のように、同じ意味でいろんな訳し方のある言葉をノートにまとめていくのがおすすめです。

そしてその勉強をしていると、ちょっとした言葉のニュアンスをつかむことができます。例えば「話す」という言葉の英語を検索すると、いろんな英単語が出てきます。まずは「speak」が出てくるのですが、実はこれは一方的に話すことを指します。演説とか講演なんですよね。

しかし同じ「話す」でも、「talk」という英単語もあります。これは「speak」とは違って、相手からの反応もある「話す」であり、話をする相手との「おしゃべり」を指します。だから「Aさんとtalkしたよ」と言っていたら、「ああ、この人はAさんと一方的ではなくて、相手ときちんとしっかりおしゃべりをしたんだな」とわかるのです。
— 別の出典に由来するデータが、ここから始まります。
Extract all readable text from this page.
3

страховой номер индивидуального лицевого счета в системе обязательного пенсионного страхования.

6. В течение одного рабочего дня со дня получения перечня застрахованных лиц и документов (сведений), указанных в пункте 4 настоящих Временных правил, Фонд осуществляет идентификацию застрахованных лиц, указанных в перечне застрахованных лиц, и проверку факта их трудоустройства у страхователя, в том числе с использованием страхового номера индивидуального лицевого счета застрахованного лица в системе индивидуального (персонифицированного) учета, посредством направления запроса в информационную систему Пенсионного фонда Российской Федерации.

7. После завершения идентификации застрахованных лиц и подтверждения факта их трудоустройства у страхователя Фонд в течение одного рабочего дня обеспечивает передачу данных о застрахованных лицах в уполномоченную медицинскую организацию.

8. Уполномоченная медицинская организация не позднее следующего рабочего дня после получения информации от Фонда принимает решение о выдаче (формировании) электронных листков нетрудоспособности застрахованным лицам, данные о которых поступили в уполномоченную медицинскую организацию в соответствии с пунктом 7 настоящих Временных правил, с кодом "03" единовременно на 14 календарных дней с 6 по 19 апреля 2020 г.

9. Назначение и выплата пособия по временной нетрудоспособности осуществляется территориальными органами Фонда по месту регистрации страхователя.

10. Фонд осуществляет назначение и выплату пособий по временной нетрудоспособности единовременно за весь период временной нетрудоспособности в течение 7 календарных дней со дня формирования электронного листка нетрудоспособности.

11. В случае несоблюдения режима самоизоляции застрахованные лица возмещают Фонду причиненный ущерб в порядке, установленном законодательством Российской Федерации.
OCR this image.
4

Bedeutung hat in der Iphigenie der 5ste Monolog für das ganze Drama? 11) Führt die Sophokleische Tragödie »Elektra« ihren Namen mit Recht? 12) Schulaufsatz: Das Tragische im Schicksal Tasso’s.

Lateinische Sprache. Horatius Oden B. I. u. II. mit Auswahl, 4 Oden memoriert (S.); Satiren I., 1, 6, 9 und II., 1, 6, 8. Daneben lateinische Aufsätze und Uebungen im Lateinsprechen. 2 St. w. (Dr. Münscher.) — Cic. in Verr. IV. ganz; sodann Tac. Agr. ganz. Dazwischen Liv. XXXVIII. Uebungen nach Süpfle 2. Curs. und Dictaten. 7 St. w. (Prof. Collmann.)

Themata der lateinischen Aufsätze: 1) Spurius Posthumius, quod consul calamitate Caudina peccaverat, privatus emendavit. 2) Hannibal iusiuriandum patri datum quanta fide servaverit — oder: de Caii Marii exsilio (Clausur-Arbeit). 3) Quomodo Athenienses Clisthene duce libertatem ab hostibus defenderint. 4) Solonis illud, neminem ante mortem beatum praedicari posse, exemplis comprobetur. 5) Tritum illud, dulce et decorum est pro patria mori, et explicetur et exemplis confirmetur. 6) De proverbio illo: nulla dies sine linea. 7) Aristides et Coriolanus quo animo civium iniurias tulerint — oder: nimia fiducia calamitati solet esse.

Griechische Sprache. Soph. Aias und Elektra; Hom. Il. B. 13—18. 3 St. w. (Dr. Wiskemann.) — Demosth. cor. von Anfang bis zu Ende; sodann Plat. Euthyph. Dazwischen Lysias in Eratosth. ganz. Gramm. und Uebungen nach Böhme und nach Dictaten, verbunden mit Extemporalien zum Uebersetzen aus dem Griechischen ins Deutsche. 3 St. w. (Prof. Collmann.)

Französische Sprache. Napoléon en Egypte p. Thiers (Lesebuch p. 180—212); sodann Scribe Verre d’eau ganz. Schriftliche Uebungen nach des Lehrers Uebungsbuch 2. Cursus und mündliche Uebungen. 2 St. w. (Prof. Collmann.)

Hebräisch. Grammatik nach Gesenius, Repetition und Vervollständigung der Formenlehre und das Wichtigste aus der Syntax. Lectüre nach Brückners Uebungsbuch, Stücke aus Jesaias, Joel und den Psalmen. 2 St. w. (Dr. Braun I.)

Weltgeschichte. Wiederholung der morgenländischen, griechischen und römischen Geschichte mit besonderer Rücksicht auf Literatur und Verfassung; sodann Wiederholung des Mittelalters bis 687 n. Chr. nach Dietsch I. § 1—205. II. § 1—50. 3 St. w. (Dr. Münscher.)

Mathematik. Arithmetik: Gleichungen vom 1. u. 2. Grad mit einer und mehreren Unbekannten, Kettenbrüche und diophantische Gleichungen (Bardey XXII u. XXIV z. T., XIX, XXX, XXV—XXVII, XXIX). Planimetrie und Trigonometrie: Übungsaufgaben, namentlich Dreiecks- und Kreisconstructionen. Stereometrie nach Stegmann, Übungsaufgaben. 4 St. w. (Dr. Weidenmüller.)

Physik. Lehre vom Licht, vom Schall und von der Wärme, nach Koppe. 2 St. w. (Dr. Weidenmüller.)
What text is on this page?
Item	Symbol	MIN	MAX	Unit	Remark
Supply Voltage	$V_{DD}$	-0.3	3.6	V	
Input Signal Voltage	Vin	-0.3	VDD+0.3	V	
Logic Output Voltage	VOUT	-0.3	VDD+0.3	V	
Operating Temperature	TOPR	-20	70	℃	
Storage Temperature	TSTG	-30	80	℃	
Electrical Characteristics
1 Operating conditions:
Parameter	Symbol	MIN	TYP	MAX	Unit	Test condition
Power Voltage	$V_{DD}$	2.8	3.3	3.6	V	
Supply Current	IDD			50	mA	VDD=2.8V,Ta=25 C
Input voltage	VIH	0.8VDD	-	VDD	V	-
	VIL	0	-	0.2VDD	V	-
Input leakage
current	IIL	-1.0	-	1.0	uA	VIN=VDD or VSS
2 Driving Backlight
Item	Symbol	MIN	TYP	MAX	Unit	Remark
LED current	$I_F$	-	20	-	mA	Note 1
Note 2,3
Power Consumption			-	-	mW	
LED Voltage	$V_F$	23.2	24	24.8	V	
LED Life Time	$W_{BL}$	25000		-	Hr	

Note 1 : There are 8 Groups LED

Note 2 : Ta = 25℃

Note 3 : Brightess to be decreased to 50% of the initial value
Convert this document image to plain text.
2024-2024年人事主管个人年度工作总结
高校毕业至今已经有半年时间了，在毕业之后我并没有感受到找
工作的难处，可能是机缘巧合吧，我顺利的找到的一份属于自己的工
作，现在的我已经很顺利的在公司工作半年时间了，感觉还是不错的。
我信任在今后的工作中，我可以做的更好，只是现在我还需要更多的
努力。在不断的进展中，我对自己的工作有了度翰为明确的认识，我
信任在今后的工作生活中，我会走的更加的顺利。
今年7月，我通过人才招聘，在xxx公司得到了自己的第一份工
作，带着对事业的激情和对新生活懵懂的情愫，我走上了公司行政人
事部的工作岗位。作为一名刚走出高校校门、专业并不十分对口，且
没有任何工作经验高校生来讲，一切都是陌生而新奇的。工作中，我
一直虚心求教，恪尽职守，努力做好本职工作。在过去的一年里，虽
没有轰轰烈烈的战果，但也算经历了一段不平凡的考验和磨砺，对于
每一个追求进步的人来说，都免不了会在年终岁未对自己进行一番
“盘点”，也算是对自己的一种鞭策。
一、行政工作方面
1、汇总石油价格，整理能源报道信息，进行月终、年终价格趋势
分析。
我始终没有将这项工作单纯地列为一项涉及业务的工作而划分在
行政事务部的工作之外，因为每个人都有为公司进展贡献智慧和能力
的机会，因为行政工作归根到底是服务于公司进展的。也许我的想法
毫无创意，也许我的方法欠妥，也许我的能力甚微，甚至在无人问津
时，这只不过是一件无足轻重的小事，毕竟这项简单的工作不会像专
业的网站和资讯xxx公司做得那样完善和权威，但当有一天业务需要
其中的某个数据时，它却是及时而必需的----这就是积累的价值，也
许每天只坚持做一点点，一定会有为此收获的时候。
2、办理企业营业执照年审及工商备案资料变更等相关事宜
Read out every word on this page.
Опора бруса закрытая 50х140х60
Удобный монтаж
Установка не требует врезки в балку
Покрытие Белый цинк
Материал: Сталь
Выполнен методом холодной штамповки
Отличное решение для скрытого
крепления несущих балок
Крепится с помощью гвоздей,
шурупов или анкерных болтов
このように、同じ言葉の使い分けを理解していくと、状況がよりよく理解できて勉強がうまくいく場合が多いんですよね。

自分より賢い人のやり方をまねる

いかがでしょうか。


ただの英単語の勉強でも、実はやり方1つで英語のスキルが大きく変わってきてしまいます。まずはこういう賢い人のやり方をまねてみるのが一番いいと思います。自己流とか「自分ならでは」の勉強とかは、その後からでも実践できます。

「まなぶ=学ぶ」という言葉は、「まねぶ」という言葉が語源であるという説があります。学びというのは、まねすることから始まる、ということも往々にしてよくあるのです。

東大生だってこのやり方をどうして知っているのかといえば、多くの場合は先輩や先生などの自分より賢い人から学んでいます。まねできたから、賢くなれたのです。

だからみなさんもまずはぜひ、頭のいい人のやり方をまねしてみてもらえればと思います!